A mochila de tamanho grande, por exemplo, pode custar entre R$ 47,60 e R$ 276,90, o que representa uma variação de 481,72%. Já o caderno de 96 folhas pode ser encontrado por valores que vão de R$ 6,49 a R$ 26,50, com uma diferença de 308,32%.
Segundo a pesquisa, os produtos com maiores variações de preços foram:
| Produto | Menor | Maior | Variação |
| Mochila para costas | R$ 47,60 | R$ 276,90 | 481,72% |
| Caderno 96 folhas | R$ 6,49 | R$ 26,50 | 308,32% |
| Apontador com coletor | R$ 0,70 | R$ 2,70 | 285,71% |
| Tela pintura (20cmx30cm) | R$ 12,45 | R$ 33,26 | 167,15% |
| Borracha 40 (branca) | R$ 0,45 | R$ 1,20 | 166,67% |
| Caneta neotip 0.7 | R$ 1,50 | R$ 3,50 | 133,33% |
| Caderno de desenho | R$ 10,20 | R$ 20,88 | 104,71% |
| Lápis de cor – 12 cores | R$ 7,35 | R$ 14,41 | 96,05% |
| Tesoura sem ponta | R$ 14,50 | R$ 26,94 | 85,79% |
| Lápis preto/grafite nº 02 | R$ 0,70 | R$ 1,20 | 71,43% |
“A pesquisa também é um instrumento de educação para o consumo, pois pode forçar a redução de preços por parte dos estabelecimentos, tendo em vista que o consumidor tende a optar por preços mais em conta”, explica o presidente do Procon Fortaleza, Wellington Sabóia.

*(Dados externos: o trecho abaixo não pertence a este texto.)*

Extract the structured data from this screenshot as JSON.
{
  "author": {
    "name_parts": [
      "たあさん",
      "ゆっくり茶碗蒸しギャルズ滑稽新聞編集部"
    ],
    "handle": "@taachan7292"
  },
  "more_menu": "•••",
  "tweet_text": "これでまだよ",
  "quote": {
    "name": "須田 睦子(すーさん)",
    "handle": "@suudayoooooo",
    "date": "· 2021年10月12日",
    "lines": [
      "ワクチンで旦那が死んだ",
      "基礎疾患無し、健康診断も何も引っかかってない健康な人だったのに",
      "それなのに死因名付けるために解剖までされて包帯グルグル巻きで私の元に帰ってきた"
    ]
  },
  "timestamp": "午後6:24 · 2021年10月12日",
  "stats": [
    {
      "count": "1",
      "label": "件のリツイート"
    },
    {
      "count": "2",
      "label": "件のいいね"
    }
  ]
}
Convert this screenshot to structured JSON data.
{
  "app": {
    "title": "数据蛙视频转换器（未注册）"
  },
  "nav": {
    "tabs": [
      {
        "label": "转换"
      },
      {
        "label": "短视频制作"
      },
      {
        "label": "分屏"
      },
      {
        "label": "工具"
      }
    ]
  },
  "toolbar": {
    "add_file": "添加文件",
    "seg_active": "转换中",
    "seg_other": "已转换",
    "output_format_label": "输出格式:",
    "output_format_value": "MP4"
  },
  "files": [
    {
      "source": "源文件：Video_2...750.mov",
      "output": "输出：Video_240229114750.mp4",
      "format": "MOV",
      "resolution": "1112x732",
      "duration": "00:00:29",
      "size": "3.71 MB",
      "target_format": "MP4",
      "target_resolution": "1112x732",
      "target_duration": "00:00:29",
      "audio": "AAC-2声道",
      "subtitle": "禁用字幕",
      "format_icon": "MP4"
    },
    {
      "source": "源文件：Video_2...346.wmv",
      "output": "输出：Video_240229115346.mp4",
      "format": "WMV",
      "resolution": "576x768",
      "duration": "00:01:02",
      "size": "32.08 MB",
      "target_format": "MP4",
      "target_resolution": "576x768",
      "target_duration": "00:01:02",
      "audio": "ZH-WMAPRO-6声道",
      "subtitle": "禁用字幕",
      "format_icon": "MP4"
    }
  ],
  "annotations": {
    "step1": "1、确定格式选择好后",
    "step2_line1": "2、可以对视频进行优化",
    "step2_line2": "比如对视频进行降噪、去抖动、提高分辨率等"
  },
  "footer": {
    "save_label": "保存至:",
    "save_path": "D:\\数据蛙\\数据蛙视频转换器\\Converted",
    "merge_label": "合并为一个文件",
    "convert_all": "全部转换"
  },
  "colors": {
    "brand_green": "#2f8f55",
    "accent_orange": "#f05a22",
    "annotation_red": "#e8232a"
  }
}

O levantamento, divulgado nesta quinta-feira (15), fez a coleta de dados em oito papelarias e livrarias com valores de 49 produtos. Entre os bairros visitados estão Bairro de Fátima, Benfica, Centro, e Presidente Kennedy. A amostra temporal foi entre os dias 22 de dezembro e 12 de janeiro.
Orientações e direitos na compra de material escolar
O Procon Fortaleza dá algumas dicas e orientações na hora de comprar o material escolar:
Antes de sair às compras, vale conferir o que sobrou do ano anterior e ver o que ainda pode ser reutilizado.
A escola não pode exigir mais de uma resma de papel por aluno, pois pedidos além disso podem ser considerados abusivos.
Uma boa forma de economizar é promover trocas de materiais escolares em bom estado entre amigos, familiares ou vizinhos.
No caso dos livros, procurar em sebos físicos ou online costuma sair bem mais barato. Além disso, a escola não pode obrigar a compra de livros ou materiais didáticos diretamente com ela, salvo quando forem itens exclusivos, sem venda em outros locais.
Algumas lojas oferecem descontos para compras em grupo, em grande quantidade ou no atacado, o que também ajuda a reduzir gastos.
Produtos importados têm os mesmos direitos e garantias dos nacionais, conforme o Código de Defesa do Consumidor.
É recomendável evitar o comércio informal, já que isso pode dificultar trocas ou assistência em caso de problemas.
Por fim, é importante verificar atentamente as embalagens de itens como colas, tintas e fitas adesivas, que devem trazer informações claras em português sobre o fabricante, composição, validade, armazenamento e possíveis riscos ao consumidor.
Operação Material Escolar
O Procon Fortaleza está realizando a Operação Material Escolar, que apura denúncias sobre a inclusão de itens proibidos nas listas solicitadas pelas instituições de ensino. Segundo o órgão municipal, já foram identificados produtos como desinfetante, papel higiênico, sacos plásticos, rodos de espuma, álcool, pasta colecionadora, baldes de praia e copos descartáveis.
De acordo com a Lei do Material Escolar (Lei Federal nº 12.886/2013), as escolas somente podem solicitar, nas listas, itens de uso individual e com finalidade pedagógica.
Pais e responsáveis podem denunciar essa e outras práticas abusivas por meio da Central de Atendimento ao Consumidor, pelo telefone 151.